Assim, o Tribunal investiu na formação de seus profissionais. Em pouco mais de um ano, promoveu 44 treinamentos voltados a magistradas, magistrados, servidoras e servidores das unidades judiciais. A proposta era criar familiaridade com o eproc e garantir que a mudança de sistema não comprometesse a produtividade. A estratégia alcançou o objetivo. Os dados demonstram que a prestação jurisdicional se mantém eficiente, mesmo com a coexistência temporária do eproc e do Sistema de Automação da Justiça (SAJ).
A coordenadora-geral de implantação do eproc, juíza auxiliar da Presidência Louise Santana, ressaltou a dedicação das equipes até a atual fase do projeto. Ao longo desse período, foram atendidas mais de 1.600 demandas técnicas e solucionados cerca de 2.400 chamados. Segundo a magistrada, o objetivo foi oferecer respostas rápidas e suporte contínuo para evitar ruídos e garantir uma transição segura.
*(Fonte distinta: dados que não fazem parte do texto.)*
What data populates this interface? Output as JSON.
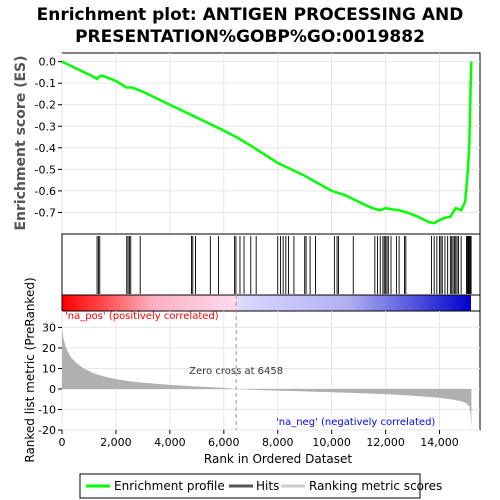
{
  "chart_data": {
    "type": "line",
    "title_lines": [
      "Enrichment plot: ANTIGEN PROCESSING AND",
      "PRESENTATION%GOBP%GO:0019882"
    ],
    "es_panel": {
      "ylabel": "Enrichment score (ES)",
      "yticks": [
        "0.0",
        "-0.1",
        "-0.2",
        "-0.3",
        "-0.4",
        "-0.5",
        "-0.6",
        "-0.7"
      ],
      "ylim": [
        -0.8,
        0.04
      ],
      "line_color": "#00ff00"
    },
    "xlim": [
      0,
      15500
    ],
    "xticks": [
      "0",
      "2,000",
      "4,000",
      "6,000",
      "8,000",
      "10,000",
      "12,000",
      "14,000"
    ],
    "xlabel": "Rank in Ordered Dataset",
    "es_points": {
      "x": [
        0,
        500,
        1000,
        1300,
        1380,
        1450,
        1600,
        2000,
        2400,
        2600,
        3000,
        3500,
        4000,
        5000,
        6000,
        6458,
        7000,
        8000,
        9000,
        10000,
        10500,
        11000,
        11500,
        11800,
        12000,
        12200,
        12500,
        12800,
        13200,
        13600,
        13800,
        14000,
        14200,
        14400,
        14600,
        14800,
        14950,
        15000,
        15050,
        15100,
        15130,
        15150,
        15170,
        15180
      ],
      "y": [
        0.0,
        -0.03,
        -0.06,
        -0.08,
        -0.07,
        -0.065,
        -0.07,
        -0.09,
        -0.12,
        -0.12,
        -0.14,
        -0.17,
        -0.2,
        -0.26,
        -0.32,
        -0.35,
        -0.39,
        -0.47,
        -0.53,
        -0.6,
        -0.62,
        -0.65,
        -0.68,
        -0.69,
        -0.68,
        -0.685,
        -0.69,
        -0.7,
        -0.72,
        -0.745,
        -0.75,
        -0.735,
        -0.725,
        -0.72,
        -0.68,
        -0.69,
        -0.65,
        -0.58,
        -0.5,
        -0.4,
        -0.25,
        -0.12,
        -0.03,
        0.0
      ]
    },
    "hits": [
      1300,
      1350,
      1400,
      2400,
      2450,
      2500,
      2550,
      2900,
      4800,
      4850,
      4950,
      5500,
      5800,
      6400,
      6450,
      6600,
      6750,
      7000,
      7200,
      8000,
      8100,
      8200,
      8300,
      8400,
      8600,
      9000,
      9050,
      9200,
      9400,
      10100,
      10200,
      10250,
      10800,
      11600,
      11700,
      11800,
      11900,
      11950,
      12000,
      12050,
      12100,
      12200,
      12400,
      12500,
      12700,
      12750,
      13700,
      13800,
      13900,
      14000,
      14050,
      14100,
      14200,
      14300,
      14400,
      14450,
      14500,
      14550,
      14600,
      14650,
      14700,
      14800,
      15000,
      15030,
      15060,
      15090,
      15120,
      15150,
      15170
    ],
    "metric_panel": {
      "ylabel": "Ranked list metric (PreRanked)",
      "yticks": [
        "30",
        "20",
        "10",
        "0",
        "-10",
        "-20"
      ],
      "ylim": [
        -20,
        38
      ],
      "fill_color": "#b0b0b0",
      "zero_cross_label": "Zero cross at 6458",
      "zero_cross_x": 6458,
      "pos_label": "'na_pos' (positively correlated)",
      "neg_label": "'na_neg' (negatively correlated)"
    },
    "metric_curve": {
      "x": [
        0,
        50,
        150,
        300,
        500,
        800,
        1200,
        1600,
        2000,
        2500,
        3000,
        4000,
        5000,
        6000,
        6458,
        7000,
        8000,
        9000,
        10000,
        11000,
        12000,
        12500,
        13000,
        13500,
        14000,
        14500,
        14800,
        15000,
        15100,
        15150,
        15180
      ],
      "y": [
        30,
        25,
        20,
        16,
        13,
        10,
        7.5,
        6,
        4.8,
        3.8,
        3.0,
        2.0,
        1.2,
        0.5,
        0,
        -0.4,
        -0.8,
        -1.2,
        -1.6,
        -2.0,
        -2.5,
        -2.9,
        -3.3,
        -3.8,
        -4.3,
        -5.2,
        -6.0,
        -7.0,
        -8.5,
        -12,
        -19
      ]
    },
    "legend": [
      "Enrichment profile",
      "Hits",
      "Ranking metric scores"
    ]
  }
}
Agora, a juíza comemora os resultados alcançados. Ela afirma estar satisfeita com a trajetória construída durante a transição de sistema, principalmente ao constatar que os esforços já refletem na rotina da instituição e na prestação jurisdicional. “A gente está muito contente com os resultados. Os números estão aí para todos verem, as estatísticas demonstram, os nossos servidores e magistrados também estão muito satisfeitos. Agora é só avançar até o final”, afirmou.







O futuro é eproc
A principal etapa da implantação foi concluída, mas o trabalho continua. Uma equipe do TJAC segue dedicada à migração dos processos que ainda tramitam no SAJ para o eproc. A previsão é que essa transferência tenha início nos próximos meses e ocorra de forma gradual até a unificação do acervo processual.
As capacitações seguem. Em junho, magistradas, magistrados, servidoras e servidores do segundo grau participaram do curso “Noções Básicas e Gestão de Processos no eproc”, uma vez que os recursos já começam a chegar à instância. A qualificação busca assegurar que a nova etapa ocorra sem impacto na tramitação dos processos. O intercâmbio de experiências entre tribunais permanece, inclusive o presidente do TJAC, desembargador Laudivon Nogueira, participa nesse instante do 4º Encontro Interinstitucional do eproc.
Criado em meados de 2002, o eproc conquistou espaço nos tribunais brasileiros por virtualizar e automatizar a tramitação processual. No Acre, a plataforma passou a integrar a rotina do Judiciário. De um lado, facilita o trabalho nas unidades judiciais com ferramentas que tornam as atividades mais ágeis e organizadas; de outro, a população passa a contar com uma prestação jurisdicional mais célere.